Of course, we are paraphrasing, but that seems to be the sentiment among City Council members like Latoya Cantrell and Susan Guidry. Because so many areas like St. Roch, parts of Mid-City and the Downtown area are gentrifying, the City Council is worried that there will not be enough “affordable housing.”
Now, “affordable housing” is just a glorified word choice for “housing projects,” where low-income housing is subsidized by the government.
Ignoring that gentrification provides upward mobility for everyone involved, those middle-class and rich people moving in and the people who were living there before, Cantrell is focusing on new zoning ordinances in the city, where developers will be given an incentive to include low-income housing in their developments.
“Everyone in New Orleans knows that we are in the midst of an affordability crisis,” Cantrell said.
There is an affordability crisis in New Orleans, but since when is the answer more housing projects and Section 8 housing? History shows what that does to areas, which is drag them down and keeps them from thriving.
Gentrification, on the other hand, brings in new business, new housing, new developers, new money and new opportunities in areas. And yet, this New Orleans City Council is accepting gentrification while kicking and screaming the entire time.
Under the guise of a “higher density” zoning incentive, Cantrell’s plan may bring “affordable housing” for a couple of years, then you can expect these areas to turn into housing projects.
Cantrell said she is mainly concerned about working class families who have lived in the city for generations.

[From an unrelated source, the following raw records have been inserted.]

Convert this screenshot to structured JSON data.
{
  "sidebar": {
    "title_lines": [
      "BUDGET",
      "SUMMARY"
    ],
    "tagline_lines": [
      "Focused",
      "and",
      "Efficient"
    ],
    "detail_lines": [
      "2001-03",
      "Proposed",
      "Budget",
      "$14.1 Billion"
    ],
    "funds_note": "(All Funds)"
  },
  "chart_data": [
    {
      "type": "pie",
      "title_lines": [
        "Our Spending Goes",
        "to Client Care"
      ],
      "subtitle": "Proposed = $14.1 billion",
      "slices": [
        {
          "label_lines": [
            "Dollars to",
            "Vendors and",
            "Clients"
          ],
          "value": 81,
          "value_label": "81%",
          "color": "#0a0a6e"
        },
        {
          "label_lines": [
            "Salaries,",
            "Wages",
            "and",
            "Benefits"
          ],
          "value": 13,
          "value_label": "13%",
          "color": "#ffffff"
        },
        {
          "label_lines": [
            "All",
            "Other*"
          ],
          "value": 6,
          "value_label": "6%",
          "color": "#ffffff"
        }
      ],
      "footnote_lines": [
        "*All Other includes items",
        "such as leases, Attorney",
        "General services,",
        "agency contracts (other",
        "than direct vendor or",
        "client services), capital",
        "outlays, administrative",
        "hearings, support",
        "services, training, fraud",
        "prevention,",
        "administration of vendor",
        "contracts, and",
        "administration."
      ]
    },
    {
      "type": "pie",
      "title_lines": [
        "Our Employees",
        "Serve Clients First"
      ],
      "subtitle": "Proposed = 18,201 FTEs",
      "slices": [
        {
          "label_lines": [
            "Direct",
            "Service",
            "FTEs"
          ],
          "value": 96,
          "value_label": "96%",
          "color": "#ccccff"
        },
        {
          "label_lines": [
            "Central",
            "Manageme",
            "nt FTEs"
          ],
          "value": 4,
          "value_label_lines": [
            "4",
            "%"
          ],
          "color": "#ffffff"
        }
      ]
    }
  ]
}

However, many families have already moved out of New Orleans.
And like other major cities run by Democrats for decades, there seems to be two kinds of people in New Orleans: the middle-class or wealthy individual and the low-income, poor individual.
There is not much room to be in the middle of those two types of people living in a city that is crime-ridden and more concerned about Confederacy-related symbolism.
As one NOLA.com commentor perfectly stated, the real issue with New Orleans housing is the number of regulations and boards and committees and paperwork that developers have to go through.
With the overabundance of regulations, comes more time spent on these projects and the more time spent means more money spent and the more money spent means higher rents and leases because of the investment that was put into the entire project to begin with.
Instead of role back some ridiculous aspects of regulation, though, city officials are more worried concerned with keeping gentrification in check.
Then again, mixed up priorities are synonymous with New Orleans.